Food donations dwindle in summer
How to help
Donations of food, diapers, clothing or money are accepted at the following community food pantries:
¢ The Salvation Army, 946 N.H., 843-4188.
¢ Trinity Interfaith Food Pantry, 1011 Vt., 843-6166.
¢ Penn House, 1035 Pa., 842-0440.
¢ Ballard Community Center, 708 Elm., 842-0729.
It’s hard to ignore the soaring gasoline and food prices these days.
While most residents can adjust their budgets by cutting back on extras such as eating out or summer vacations, others are struggling to survive.
“It is very, very hard,” said Lawrence resident Rebecca Frazier, 31, whose family of six is on a tight income and can’t afford to fix the air conditioning. They also have a tough time filling the cupboards.
Unfortunately, donations to nonprofit organizations that help families like the Fraziers tend to ice over during the summer.
Last week, The Salvation Army had to temporarily close its food pantry because of a lack of donated goods.
“I’ve had quite a few come in this month who say they have nothing,” said Holly Hulburt, social worker at The Salvation Army. “So I think the food situation is getting worse. It’s to the point now where people are telling me we either have groceries, or we pay the bills or we buy gas. It’s getting worse, and I’m sure it’s going to get worse.”
Summer is especially hard for families with children, like the Fraziers, who depend on school breakfast and lunch programs to help make ends meet.
“There are three meals parents have to worry about instead of just dinner,” Frazier said.
In turn, Lawrence food pantries are pressured to help more.
“Summertime – their mind is on vacation, getting out of school, they just aren’t thinking about food drives,” Hulburt said of the public. “We definitely need people to step up to the plate and organize something.”
Kansas University student groups often have drives to help keep their shelves stocked.
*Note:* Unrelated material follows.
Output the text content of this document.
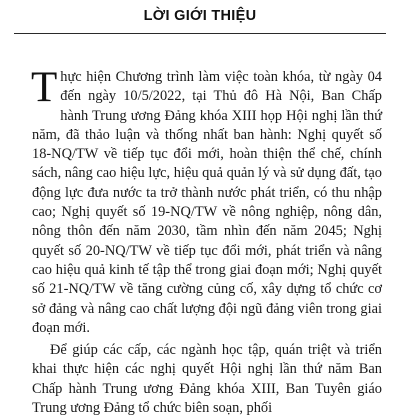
LỜI GIỚI THIỆU

Thực hiện Chương trình làm việc toàn khóa, từ ngày 04 đến ngày 10/5/2022, tại Thủ đô Hà Nội, Ban Chấp hành Trung ương Đảng khóa XIII họp Hội nghị lần thứ năm, đã thảo luận và thống nhất ban hành: Nghị quyết số 18-NQ/TW về tiếp tục đổi mới, hoàn thiện thể chế, chính sách, nâng cao hiệu lực, hiệu quả quản lý và sử dụng đất, tạo động lực đưa nước ta trở thành nước phát triển, có thu nhập cao; Nghị quyết số 19-NQ/TW về nông nghiệp, nông dân, nông thôn đến năm 2030, tầm nhìn đến năm 2045; Nghị quyết số 20-NQ/TW về tiếp tục đổi mới, phát triển và nâng cao hiệu quả kinh tế tập thể trong giai đoạn mới; Nghị quyết số 21-NQ/TW về tăng cường củng cố, xây dựng tổ chức cơ sở đảng và nâng cao chất lượng đội ngũ đảng viên trong giai đoạn mới.

Để giúp các cấp, các ngành học tập, quán triệt và triển khai thực hiện các nghị quyết Hội nghị lần thứ năm Ban Chấp hành Trung ương Đảng khóa XIII, Ban Tuyên giáo Trung ương Đảng tổ chức biên soạn, phối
The U.S. Postal Union and Boy Scouts conduct food drives before the summer begins to prevent closures like the one at Salvation Army. The drives also assist Ballard Community Services and the Penn House, nonprofit organizations that provide assistance with food, clothing, rent and utilities.
Paul Hunt, director of Ballard, said he has had small food donations, but is in need of funding to help with rent and utilities.
In June, Ballard Community Center had more than 100 phone calls requesting assistance, but with a tight budget they could only help between five and seven families.
“We’re constantly trying to raise money to support this program,” Hunt said.
He said a “little bit of money when a lot of people” contribute, can go a long way to help those in need.
Frazier, who volunteers at the Penn House, agreed.
“Whether it’s food or money, we can always use it here because families like mine really do appreciate (it),” she said. “Every little bit helps. It might not seem like much if you have $5, but that $5 can go a long ways.”